Thursday 17 December 2009

Writing advice and new fictionfire courses

Christmas madness prevails, so I'm a bit behind with blogging. Was downtown today and found the state of the imminently-closing Borders branch terribly depressing. I know that some branches of Borders may find buyers and wonder if the Oxford branch will be one of them: on the plus side, Oxford is a bookish city, on the negative, the shop is a huge retail space so must cost a fortune and it's very close indeed to the local Waterstone's, Blackwells and W.H. Smiths. Sad lines of beaten-up bookshelves and trolleys were for sale (none too cheaply, I thought, given the state of them) and garish discount posters everywhere. Made The Works look classy in comparison.

Borders is certainly not going out of business through any fault of mine! Its disappearance may actually be good for my bank account.

Second item on the agenda - pop over to Tess Gerritsen's blog (listed on my blogroll on the right): having sent off her latest novel to her publishers she writes about the process of writing a novel from idea to final draft. Twenty two novels in, she's knows what she's talking about. Of particular significance is her advice that what matters is not so much idea/theme as the situation/crisis you put the character in. She's right: readers need to be emotionally engaged, they need the human dimension, however worthy or high-concept the notion/message behind the story. Secondly (and I stress this all the time, dear ex-students of mine!) she recommends that at first draft stage you do nothing but write that first draft: you push on regardless until the thing is done. There will be time enough at the redrafting stage to fuss and reorganise, smooth out the prose, enrich the characters, sharpen up the dialogue, tidy up the plot. Don't try to be all things at the same time: just write. Then edit.

Which brings us, happily, to my preparations for fictionfire courses, one of which will definitely be on editing. I intend running them again at Trinity College and they'll be in early May - a time when Oxford looks particularly gorgeous. I hope you'll be able to come! I know some of you were interested in my November courses and couldn't make it, so I hope I'll get the chance to meet you this time. Likely dates are the 1st, 8th or 15th May. If you would like to come, you can always register your interest by popping over to the fictionfire site or contacting me at info@fictionfire.co.uk

Friday 11 December 2009

What about the writing?

First of all, thanks to all those who attended my second fictionfire course a couple of weeks ago - I really enjoyed it and am now planning new courses. It looks like I'll be running them in May next year, so if there are any creative writing subjects that interest you, do get in touch at info@fictionfire.co.uk. Also, do keep popping over to the fictionfire site because I'm having fun with the Quote of the Week section, where I write a little riff on a writing-related quotation that's caught my attention.

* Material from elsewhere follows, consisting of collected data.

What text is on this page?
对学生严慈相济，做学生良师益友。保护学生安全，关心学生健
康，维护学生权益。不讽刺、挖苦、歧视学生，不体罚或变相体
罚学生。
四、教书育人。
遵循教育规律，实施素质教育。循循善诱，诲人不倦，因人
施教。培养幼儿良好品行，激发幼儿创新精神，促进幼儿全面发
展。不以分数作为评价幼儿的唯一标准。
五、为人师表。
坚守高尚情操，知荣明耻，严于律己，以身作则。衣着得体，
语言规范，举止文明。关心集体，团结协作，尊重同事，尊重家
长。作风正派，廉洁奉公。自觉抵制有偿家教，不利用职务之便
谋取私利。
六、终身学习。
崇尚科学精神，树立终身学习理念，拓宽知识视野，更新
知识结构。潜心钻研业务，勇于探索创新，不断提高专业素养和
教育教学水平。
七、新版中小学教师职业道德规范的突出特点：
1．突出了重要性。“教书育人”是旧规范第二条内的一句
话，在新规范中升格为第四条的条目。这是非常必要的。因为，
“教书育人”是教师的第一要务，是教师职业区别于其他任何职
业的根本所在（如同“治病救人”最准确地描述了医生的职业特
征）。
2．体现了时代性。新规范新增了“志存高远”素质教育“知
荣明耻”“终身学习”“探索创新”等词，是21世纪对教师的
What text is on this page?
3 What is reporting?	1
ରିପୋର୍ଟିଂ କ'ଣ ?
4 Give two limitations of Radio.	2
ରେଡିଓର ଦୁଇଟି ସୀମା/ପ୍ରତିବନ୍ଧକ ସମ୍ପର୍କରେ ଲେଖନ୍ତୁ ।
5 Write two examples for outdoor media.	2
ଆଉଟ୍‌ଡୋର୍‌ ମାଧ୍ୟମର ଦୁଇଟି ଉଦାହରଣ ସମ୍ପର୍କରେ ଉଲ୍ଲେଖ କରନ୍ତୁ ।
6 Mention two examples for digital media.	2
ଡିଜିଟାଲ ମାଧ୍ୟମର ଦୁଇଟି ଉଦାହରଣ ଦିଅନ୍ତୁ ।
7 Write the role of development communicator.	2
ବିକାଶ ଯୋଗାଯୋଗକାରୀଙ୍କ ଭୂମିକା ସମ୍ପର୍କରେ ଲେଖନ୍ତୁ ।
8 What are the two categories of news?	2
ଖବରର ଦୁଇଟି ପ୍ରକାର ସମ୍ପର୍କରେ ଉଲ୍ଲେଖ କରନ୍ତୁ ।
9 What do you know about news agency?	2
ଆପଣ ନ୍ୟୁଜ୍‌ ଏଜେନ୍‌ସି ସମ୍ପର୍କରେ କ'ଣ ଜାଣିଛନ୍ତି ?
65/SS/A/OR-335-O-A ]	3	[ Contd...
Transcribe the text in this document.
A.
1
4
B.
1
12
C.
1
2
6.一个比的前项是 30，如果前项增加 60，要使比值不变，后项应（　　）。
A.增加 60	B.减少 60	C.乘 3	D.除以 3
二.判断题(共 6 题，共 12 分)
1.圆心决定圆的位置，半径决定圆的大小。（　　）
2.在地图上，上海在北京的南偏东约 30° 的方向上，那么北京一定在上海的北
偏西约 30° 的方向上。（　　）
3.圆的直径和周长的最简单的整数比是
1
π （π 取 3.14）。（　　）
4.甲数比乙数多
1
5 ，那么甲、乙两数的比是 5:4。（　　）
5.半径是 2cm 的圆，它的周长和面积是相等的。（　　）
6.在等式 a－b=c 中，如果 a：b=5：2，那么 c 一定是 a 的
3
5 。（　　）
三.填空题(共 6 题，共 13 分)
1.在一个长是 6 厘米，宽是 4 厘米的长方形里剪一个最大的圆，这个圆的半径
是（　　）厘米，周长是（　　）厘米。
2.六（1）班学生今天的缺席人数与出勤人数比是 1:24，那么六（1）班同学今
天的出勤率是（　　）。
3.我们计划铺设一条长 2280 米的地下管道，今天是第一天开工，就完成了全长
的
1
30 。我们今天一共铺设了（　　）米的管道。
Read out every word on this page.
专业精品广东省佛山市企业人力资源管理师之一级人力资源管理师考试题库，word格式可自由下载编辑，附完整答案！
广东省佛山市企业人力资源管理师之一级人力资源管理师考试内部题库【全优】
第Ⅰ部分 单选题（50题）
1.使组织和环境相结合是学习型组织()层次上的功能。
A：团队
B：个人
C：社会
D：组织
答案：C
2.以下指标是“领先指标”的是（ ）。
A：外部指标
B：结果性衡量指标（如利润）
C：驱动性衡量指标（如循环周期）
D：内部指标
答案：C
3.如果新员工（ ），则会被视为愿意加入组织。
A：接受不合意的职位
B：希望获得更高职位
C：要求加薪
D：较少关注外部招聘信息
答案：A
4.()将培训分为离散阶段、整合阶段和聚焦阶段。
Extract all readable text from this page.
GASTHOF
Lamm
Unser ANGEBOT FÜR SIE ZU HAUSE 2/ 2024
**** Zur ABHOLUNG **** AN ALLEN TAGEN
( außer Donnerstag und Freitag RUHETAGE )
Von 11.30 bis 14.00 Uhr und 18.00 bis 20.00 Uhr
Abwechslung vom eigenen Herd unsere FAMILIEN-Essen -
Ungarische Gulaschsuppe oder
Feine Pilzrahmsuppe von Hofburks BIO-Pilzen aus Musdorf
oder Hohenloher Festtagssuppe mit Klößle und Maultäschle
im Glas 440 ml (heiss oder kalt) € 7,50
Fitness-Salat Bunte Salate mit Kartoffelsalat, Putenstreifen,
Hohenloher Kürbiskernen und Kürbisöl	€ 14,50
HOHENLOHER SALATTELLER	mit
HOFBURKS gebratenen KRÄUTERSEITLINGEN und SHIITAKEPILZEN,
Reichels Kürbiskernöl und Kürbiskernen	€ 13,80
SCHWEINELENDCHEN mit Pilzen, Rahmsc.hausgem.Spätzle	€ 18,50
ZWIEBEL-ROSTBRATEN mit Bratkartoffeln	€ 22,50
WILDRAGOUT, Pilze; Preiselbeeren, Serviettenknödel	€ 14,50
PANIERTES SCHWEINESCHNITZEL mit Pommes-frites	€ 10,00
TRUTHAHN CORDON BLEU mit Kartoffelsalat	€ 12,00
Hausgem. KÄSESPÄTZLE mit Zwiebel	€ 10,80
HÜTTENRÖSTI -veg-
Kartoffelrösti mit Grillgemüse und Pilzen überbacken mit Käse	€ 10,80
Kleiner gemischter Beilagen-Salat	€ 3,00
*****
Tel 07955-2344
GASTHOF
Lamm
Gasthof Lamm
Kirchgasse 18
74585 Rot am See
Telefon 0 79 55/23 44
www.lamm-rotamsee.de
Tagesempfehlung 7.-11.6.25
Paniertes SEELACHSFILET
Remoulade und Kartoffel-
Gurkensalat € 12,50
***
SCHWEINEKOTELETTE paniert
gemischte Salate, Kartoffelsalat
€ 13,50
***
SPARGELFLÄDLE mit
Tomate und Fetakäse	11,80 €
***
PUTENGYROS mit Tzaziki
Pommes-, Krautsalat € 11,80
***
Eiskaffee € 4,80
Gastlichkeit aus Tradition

What caught my attention today on the Bookseller website was an article describing how Waterstone's Piccadilly held a seminar for agents late last month, at which agents were introduced to the chain's buying team and informed about the firm's buying 'hub'. One of the useful pieces of information they were given was that there are, apparently, four key considerations when it comes to ordering in books for the stores. Here they are, with my understanding of what each means in brackets: track record (i.e. has the author written before, what sort of sales did they achieve?), support from the publisher (is there going to be any sort of marketing spend, the sort of thing where publishers pay for books to go in the window displays, join the 3 for 2s, etc),  market context (is the subject of the book 'hot' just now, is it in a clearly defined genre, does it have a clearly defined readership, is it like anything else that's popular at present?) and pricing/cover (no need to explain).

Now, dear readers, you may be feeling there's one other important consideration missing from this list - and the agents, bless them, were alive to this. 'What about the writing?' they asked. One attendee said, 'They reassured us but for Waterstone's not to mention content as a key consideration was a shock. They are not Tesco.'

No, but getting there.

Here, it seems, is how the book industry works: judgement is from the outside in. EPOS sales records, celebrities famous for something else, genre bandwagons etc. As writers who produce, mad obsessional fools that we are, the 'product' for the market, we in our innocence tend to make judgement calls from the inside out: is the writing any good? Have I seduced the reader with gorgeous language, compelling characters, a gripping yarn? Have I expressed my deepest emotions, interests and concerns? Have I actually managed to generate 80,000 words of logical, coherent prose? Yay me! Have I revised and polished that prose so it gleams? It's hard for us to be as hard-nosed as the chain buyers. So, keep on writing what you want to write, keep on caring about its quality - but when you come to send it out, try to define your 'market context' and pray for a publisher prepared to support it so that you get the chance to establish that track record.